1 <P PARAM="BndLayerSurfaces" VALUE="5,6,7,8" /> 
2 <P PARAM="BndLayerThickness" VALUE="0.25" /> 
3 <P PARAM="BndLayerLayers" VALUE="2" /> 
4 <P PARAM="BndLayerProgression" VALUE="1.5" />

This controls: the CAD surfaces (in this 2D case, the CAD curves), onto which the boundary layer will be added; the total thickness of the boundary layer; the number of layers in the boundary layer mesh; and the geometric progression used to define the reducing height of the boundary layer elements as they approach the surface.

Task: 2.4 Begin to build on this mesh by adding a quadrilateral boundary layer mesh. Edit the cyl.mcf file, and change the mesh type to generate a boundary layer mesh using the parameters above.

We can now try to run some simulations on this mesh. A session file session_cyl.xml for the cylinder mesh is provided, which will execute a low Reynolds number incompressible simulation yielding classical vortex shedding. It is a relatively quick simulation and can run a large number of convective lengths in a short time. But, using the mesh configuration described above, the simulation will be quite under-resolved. You will notice that the vortices will shed at a significant angle to the freestream.

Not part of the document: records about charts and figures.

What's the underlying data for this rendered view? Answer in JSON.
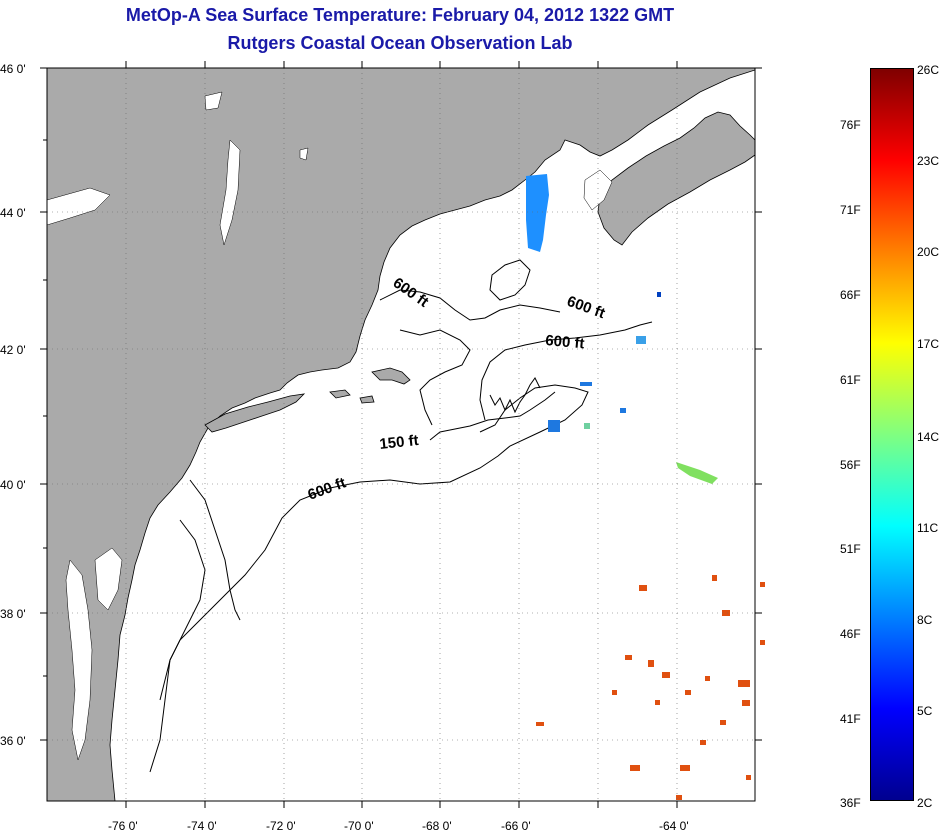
{
  "header": {
    "title": "MetOp-A Sea Surface Temperature:  February 04, 2012 1322 GMT",
    "subtitle": "Rutgers Coastal Ocean Observation Lab"
  },
  "map": {
    "lat_labels": [
      "46 0'",
      "44 0'",
      "42 0'",
      "40 0'",
      "38 0'",
      "36 0'"
    ],
    "lon_labels": [
      "-76 0'",
      "-74 0'",
      "-72 0'",
      "-70 0'",
      "-68 0'",
      "-66 0'",
      "-64 0'"
    ],
    "contour_labels": [
      "600 ft",
      "600 ft",
      "600 ft",
      "150 ft",
      "600 ft"
    ],
    "colors": {
      "land": "#aaaaaa",
      "ocean": "#ffffff",
      "grid": "#666666"
    }
  },
  "colorbar": {
    "fahrenheit": [
      "76F",
      "71F",
      "66F",
      "61F",
      "56F",
      "51F",
      "46F",
      "41F",
      "36F"
    ],
    "celsius": [
      "26C",
      "23C",
      "20C",
      "17C",
      "14C",
      "11C",
      "8C",
      "5C",
      "2C"
    ],
    "colors": [
      "#7f0000",
      "#ff0000",
      "#ff8000",
      "#ffff00",
      "#80ff80",
      "#00ffff",
      "#0080ff",
      "#0000ff",
      "#00008f"
    ]
  }
}
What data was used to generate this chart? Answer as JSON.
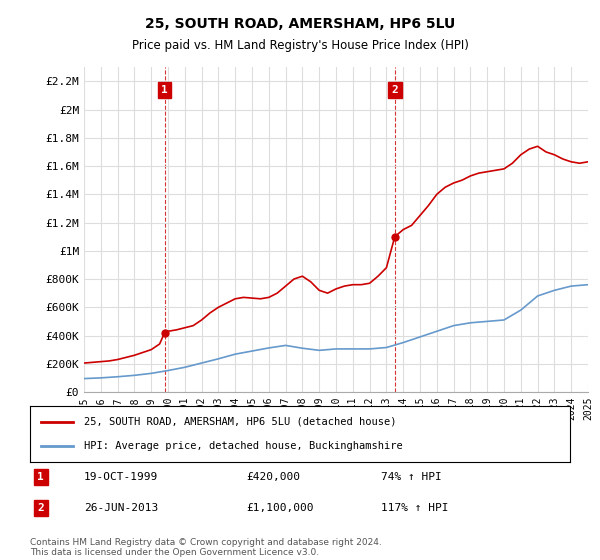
{
  "title": "25, SOUTH ROAD, AMERSHAM, HP6 5LU",
  "subtitle": "Price paid vs. HM Land Registry's House Price Index (HPI)",
  "legend_line1": "25, SOUTH ROAD, AMERSHAM, HP6 5LU (detached house)",
  "legend_line2": "HPI: Average price, detached house, Buckinghamshire",
  "annotation1_label": "1",
  "annotation1_date": "19-OCT-1999",
  "annotation1_price": "£420,000",
  "annotation1_hpi": "74% ↑ HPI",
  "annotation2_label": "2",
  "annotation2_date": "26-JUN-2013",
  "annotation2_price": "£1,100,000",
  "annotation2_hpi": "117% ↑ HPI",
  "footnote": "Contains HM Land Registry data © Crown copyright and database right 2024.\nThis data is licensed under the Open Government Licence v3.0.",
  "ylim": [
    0,
    2300000
  ],
  "yticks": [
    0,
    200000,
    400000,
    600000,
    800000,
    1000000,
    1200000,
    1400000,
    1600000,
    1800000,
    2000000,
    2200000
  ],
  "ytick_labels": [
    "£0",
    "£200K",
    "£400K",
    "£600K",
    "£800K",
    "£1M",
    "£1.2M",
    "£1.4M",
    "£1.6M",
    "£1.8M",
    "£2M",
    "£2.2M"
  ],
  "x_start_year": 1995,
  "x_end_year": 2025,
  "sale1_year": 1999.8,
  "sale1_value": 420000,
  "sale2_year": 2013.5,
  "sale2_value": 1100000,
  "red_color": "#cc0000",
  "blue_color": "#6699cc",
  "background_color": "#ffffff",
  "grid_color": "#dddddd",
  "annotation_box_color": "#cc0000",
  "hpi_x": [
    1995,
    1996,
    1997,
    1998,
    1999,
    2000,
    2001,
    2002,
    2003,
    2004,
    2005,
    2006,
    2007,
    2008,
    2009,
    2010,
    2011,
    2012,
    2013,
    2014,
    2015,
    2016,
    2017,
    2018,
    2019,
    2020,
    2021,
    2022,
    2023,
    2024,
    2025
  ],
  "hpi_y": [
    95000,
    100000,
    108000,
    118000,
    132000,
    152000,
    175000,
    205000,
    235000,
    268000,
    290000,
    312000,
    330000,
    310000,
    295000,
    305000,
    305000,
    305000,
    315000,
    350000,
    390000,
    430000,
    470000,
    490000,
    500000,
    510000,
    580000,
    680000,
    720000,
    750000,
    760000
  ],
  "price_x": [
    1995.0,
    1995.5,
    1996.0,
    1996.5,
    1997.0,
    1997.5,
    1998.0,
    1998.5,
    1999.0,
    1999.5,
    1999.8,
    2000.0,
    2000.5,
    2001.0,
    2001.5,
    2002.0,
    2002.5,
    2003.0,
    2003.5,
    2004.0,
    2004.5,
    2005.0,
    2005.5,
    2006.0,
    2006.5,
    2007.0,
    2007.5,
    2008.0,
    2008.5,
    2009.0,
    2009.5,
    2010.0,
    2010.5,
    2011.0,
    2011.5,
    2012.0,
    2012.5,
    2013.0,
    2013.5,
    2014.0,
    2014.5,
    2015.0,
    2015.5,
    2016.0,
    2016.5,
    2017.0,
    2017.5,
    2018.0,
    2018.5,
    2019.0,
    2019.5,
    2020.0,
    2020.5,
    2021.0,
    2021.5,
    2022.0,
    2022.5,
    2023.0,
    2023.5,
    2024.0,
    2024.5,
    2025.0
  ],
  "price_y": [
    205000,
    210000,
    215000,
    220000,
    230000,
    245000,
    260000,
    280000,
    300000,
    340000,
    420000,
    430000,
    440000,
    455000,
    470000,
    510000,
    560000,
    600000,
    630000,
    660000,
    670000,
    665000,
    660000,
    670000,
    700000,
    750000,
    800000,
    820000,
    780000,
    720000,
    700000,
    730000,
    750000,
    760000,
    760000,
    770000,
    820000,
    880000,
    1100000,
    1150000,
    1180000,
    1250000,
    1320000,
    1400000,
    1450000,
    1480000,
    1500000,
    1530000,
    1550000,
    1560000,
    1570000,
    1580000,
    1620000,
    1680000,
    1720000,
    1740000,
    1700000,
    1680000,
    1650000,
    1630000,
    1620000,
    1630000
  ]
}
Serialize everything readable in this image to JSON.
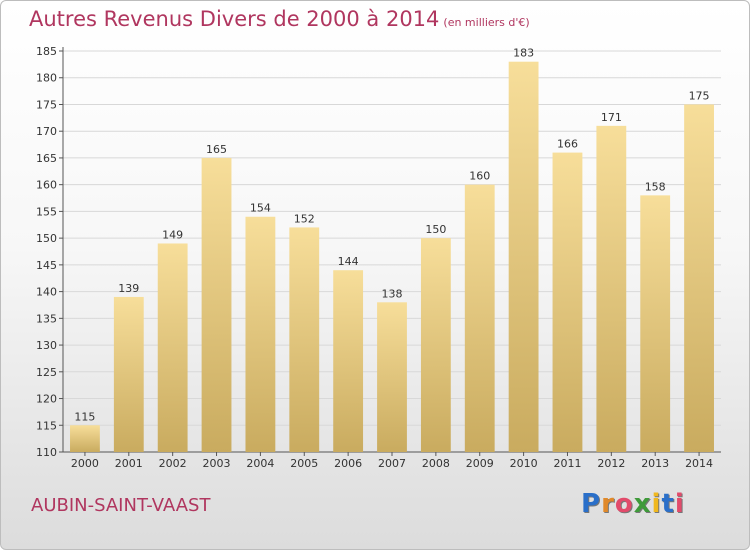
{
  "header": {
    "title": "Autres Revenus Divers de 2000 à 2014",
    "subtitle": "(en milliers d'€)"
  },
  "footer": {
    "commune": "AUBIN-SAINT-VAAST",
    "logo_letters": [
      "P",
      "r",
      "o",
      "x",
      "i",
      "t",
      "i"
    ],
    "logo_colors": [
      "#2a6fc9",
      "#e0892a",
      "#e24b6b",
      "#3f9a3a",
      "#f0b81f",
      "#2a6fc9",
      "#e24b6b"
    ]
  },
  "colors": {
    "bar_top": "#f7de9a",
    "bar_bottom": "#c9ab5f",
    "grid": "#d8d8d8",
    "title": "#b0365f"
  },
  "chart_data": {
    "type": "bar",
    "categories": [
      "2000",
      "2001",
      "2002",
      "2003",
      "2004",
      "2005",
      "2006",
      "2007",
      "2008",
      "2009",
      "2010",
      "2011",
      "2012",
      "2013",
      "2014"
    ],
    "values": [
      115,
      139,
      149,
      165,
      154,
      152,
      144,
      138,
      150,
      160,
      183,
      166,
      171,
      158,
      175
    ],
    "ylim": [
      110,
      185
    ],
    "yticks": [
      110,
      115,
      120,
      125,
      130,
      135,
      140,
      145,
      150,
      155,
      160,
      165,
      170,
      175,
      180,
      185
    ],
    "grid": true,
    "legend": "none"
  }
}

Task: 2.5 Execute the solver with

$NEK/IncNavierStokesSolver cyl.xml session_cyl.xml

Process the final flow field visualisation with

$NEK/FieldConvert cyl.xml cyl.fld cyl.vtu

and visualise the results.

Flow around a cylinder is a canonical example of unsteady flow physics. It is possible to visualise the unsteady flow by getting the solver to write checkpoint files every certain number of timesteps. The output frequency is controlled by the parameter

1 <P> IO_CheckSteps = 50 </P>

Task: 2.6 Rerun the solver with the checkpoint I/O turned on, by enabling the parameter in the parameters tag in the session file. Re-run the solver with

$NEK/IncNavierStokesSolver cyl.xml session_cyl.xml

Finally, process these checkpoint files for visualisation by using the command

for i in {0..200}; do $NEK/FieldConvert cyl.xml cyl_${i}.chk cyl_${i}.vtu; done

Note that this is a bash command – if you use an alternative shell, such as tcsh, you may need to alter this syntax. Load the files into your visualiser as a group, and use the frame functions to view the flow as an unsteady animation.

The mesh which has been generated is very coarse and the simulation is lower order (P = 2), and as such the simulation is under-resolved. You should now be in a position to create a new mesh with your specifications and alter the simulation accordingly. You should note that increasing the resolution, you may affect the CFL condition and need to reduce the timestep.

A useful feature for this task is the ability to manually add refinement controls to the mesh generation, which can be used to refine the wake of the cylinder so that vortices can be captured accurately. This is done by adding a refinement tag to the .mcf file, inside the MESHING XML tag, which for this example takes the form:

2   <LINE> 
3      <X1> -1.0 </X1> 
4      <Y1> 0.0 </Y1> 
5      <Z1> 0.0 </Z1> 
6      <X2> 15.0 </X2> 
7      <Y2> 0.0 </Y2> 
8      <Z2> 0.0 </Z2> 
9      <R> 1.5 </R> 
10      <D> 0.4 </D> 
11   </LINE> 

In this configuration, we define a line using two points, with coordinates (X1,Y1,Z1) and (X2,Y2,Z2). R s the radius of influence of the refinement around this line, and D defines the size of the elements within the refinement region.

If under your conditions the mesh has invalid elements you can also activate the variational mesh generation tool, which will attempt to perform interior deformation by adding the following tag inside the MESHING tag:

2      <P VALUE="VariationalOptimiser" /> 

Task: 2.7 Change the mesh and solver parameters to produce different meshes and flow results, so that vortices can be captured accurately. Suggested parameters can be seen in the completed solutions.